Ekonom INDEF Didik J Rachbini mengatakan bahwa ide mengundang maskapai asing guna mengendalikan harga tiket pesawat dinilai tidak tepat. Rachbini juga mengatakan bahwa akar masalahnya terletak pada indikasi praktek monopoli kartel. Garuda Indonesia membawahi Citilink Indonesia dan Sriwijaya Air sedangkan Lion Air Group memiliki beberapa anak usaha seperti Batuk Air, Wings Air, Thai Lion Air, dan Malindo Air. Muncul dugaan bahwa dua perusahaan penerbangan ini memiliki kesepakatan mengenai harga yang beredar.

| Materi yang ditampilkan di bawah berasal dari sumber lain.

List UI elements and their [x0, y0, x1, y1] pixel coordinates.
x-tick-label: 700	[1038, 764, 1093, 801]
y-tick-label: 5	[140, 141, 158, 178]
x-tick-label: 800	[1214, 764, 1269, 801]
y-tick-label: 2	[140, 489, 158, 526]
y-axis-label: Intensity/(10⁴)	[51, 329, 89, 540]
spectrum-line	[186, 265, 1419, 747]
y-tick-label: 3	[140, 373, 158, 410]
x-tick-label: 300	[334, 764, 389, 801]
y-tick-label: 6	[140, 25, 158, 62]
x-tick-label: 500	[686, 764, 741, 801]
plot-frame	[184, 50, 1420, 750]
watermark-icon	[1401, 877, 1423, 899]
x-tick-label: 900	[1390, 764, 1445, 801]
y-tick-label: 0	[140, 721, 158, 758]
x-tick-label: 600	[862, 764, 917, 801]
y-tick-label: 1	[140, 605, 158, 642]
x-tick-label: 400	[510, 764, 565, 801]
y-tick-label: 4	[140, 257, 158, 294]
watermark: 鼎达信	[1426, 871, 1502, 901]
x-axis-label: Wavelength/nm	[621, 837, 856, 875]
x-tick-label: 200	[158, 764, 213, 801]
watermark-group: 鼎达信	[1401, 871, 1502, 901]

Sesungguhnya Akar masalah mahalnya tiket pesawat adalah kesalahan pemikiran dasar berikut perangkat aturan yang muncul dari pemikran dasar tersebut. Pemikiran salah tersebut bersumber dari paham sekulerisme yang memisahkan aturan Agama dari kehidupan. Atau Sekulerisme, yakni melahirkan aturan kehidupan kapitalis yang telah memandang dunia transportasi sebuah sebuah industri. Cara pandang pemikiran semacam ini mengakibatkan kepemilikan fasilitas umum transportasi dikuasai oleh perusahaan swasta yang otomatis mempunyai fungsi bisnis, bukan fungsi pelayanan. Kapitalis memandang bahwa pelaksanaan pelayanan publik, negara hanya berfungi sebagai perantara alias legislator, sedangkan operator diserahkan kepada mekanisme pasar. Layanan transportasi dikelola swasta atau pemerintah dalam kacamata komersil, berakibat harga tket transportasi publik mahal namun tidak disertai layanan yang memadai.

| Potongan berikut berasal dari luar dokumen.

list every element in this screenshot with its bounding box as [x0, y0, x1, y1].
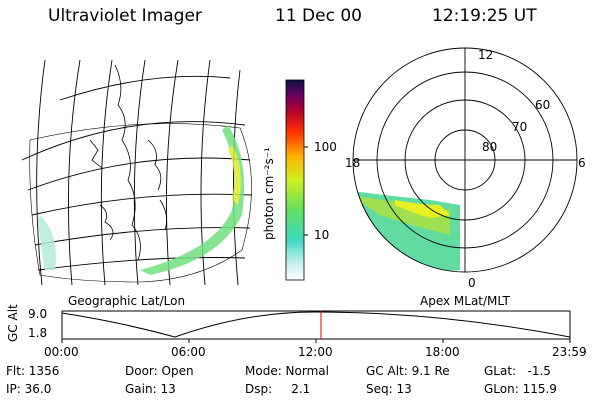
time-label: 12:19:25 UT	[432, 6, 537, 26]
mlt-label-12: 12	[478, 48, 494, 62]
colorbar-tick-10: 10	[314, 228, 330, 242]
app-title: Ultraviolet Imager	[48, 6, 202, 26]
dsp-readout: Dsp: 2.1	[245, 382, 311, 396]
right-panel-label: Apex MLat/MLT	[420, 294, 510, 308]
gain-readout: Gain: 13	[125, 382, 176, 396]
mlt-label-18: 18	[345, 156, 361, 170]
map-aurora	[38, 125, 245, 275]
colorbar-unit-label: photon cm⁻²s⁻¹	[262, 147, 276, 240]
gcalt-readout: GC Alt: 9.1 Re	[366, 364, 450, 378]
timeline-y-tick-max: 9.0	[28, 307, 48, 321]
mlat-label-70: 70	[512, 120, 528, 134]
mlt-label-6: 6	[578, 156, 586, 170]
flt-readout: Flt: 1356	[6, 364, 60, 378]
timeline-box	[61, 310, 571, 340]
polar-plot	[352, 47, 578, 273]
timeline-axis-title: GC Alt	[6, 304, 20, 342]
mlat-label-80: 80	[482, 140, 498, 154]
date-label: 11 Dec 00	[275, 6, 362, 26]
seq-readout: Seq: 13	[366, 382, 412, 396]
timeline-x-tick-0600: 06:00	[171, 345, 206, 359]
colorbar-tick-100: 100	[314, 140, 337, 154]
mlt-label-0: 0	[468, 276, 476, 290]
color-bar	[285, 79, 305, 281]
glat-readout: GLat: -1.5	[484, 364, 551, 378]
left-panel-label: Geographic Lat/Lon	[68, 294, 186, 308]
timeline-x-tick-0000: 00:00	[44, 345, 79, 359]
glon-readout: GLon: 115.9	[484, 382, 557, 396]
timeline-x-tick-2359: 23:59	[552, 345, 587, 359]
mode-readout: Mode: Normal	[245, 364, 329, 378]
geographic-map	[21, 60, 253, 285]
ip-readout: IP: 36.0	[6, 382, 52, 396]
door-readout: Door: Open	[125, 364, 194, 378]
timeline-x-tick-1800: 18:00	[425, 345, 460, 359]
timeline-x-tick-1200: 12:00	[298, 345, 333, 359]
mlat-label-60: 60	[535, 98, 551, 112]
timeline-y-tick-min: 1.8	[28, 326, 48, 340]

Dalam Islam, Investasi Infrastruktur strategis diurai dalam tiga prinsip. Pertama, pembangunan imfrastruktur adalah tanggung jawab negara, maka tidak boleh diserahkan kepada investor swasta ataupun asing. Kedua, perencanaan wilayah yang baik akan mengurai kebutuhan transportasi. Ketiga, negara membangun infrastruktur publik dengan standar teknologi terakhir yang dimilik. Teknologi yang ada termasuk teknologi navigasi, telekomunikasi, fisik jalan hingga alat transportrasinya itu sendiri. Teknologi dan manajemen fisik jalan sangat diperhatikan sejak tahun 950, jalan-jalan di Cordoba sudah diperkeras, secara teratur dibersihkan dari kotoran, dan malamnya diterangi lampu minyak. Baru duaratus tahun kemudian, tepatnya tahun 1185, baru Paris yang memutuskan sebagai kota pertama Eropa yang meniru Cordoba. Hingga abad ke-19 Khilafah Utsmaniyah masih konsisten mengembangkan infrastruktur transportasi ini. Saat kereta api ditemukan di Jerman, segera ada keputusan Khalifah untuk membangun jalur kereta api dengan tujuan utama memperlancar perjalanan Haji. Thun 1900 M Sultan Abdul Hamid II mencanangkan pyoyek “Hejaz Rilway”. Jalur kereta api ini terbentang dari Istanbul, Ibukota Khilafah, hingga Makkah, melewati Damaskus, Jerusalem dan Madinah. Dengan proyek ini, dari Istanbul ke Makkah yang semula 40 hari perjalanan menjadi 5 hari.
Dengan penerapan aturan ekonomi Islam akan memberikan jaminan ekonomi yang berkah, adil dan sejahtera. Khilafah, sebagai institusi penerap Islam akan menyediakan insfrastruktur transportasi yang aman, memadai dengan teknonologi terkini, dan harga tiket yang terjangkau.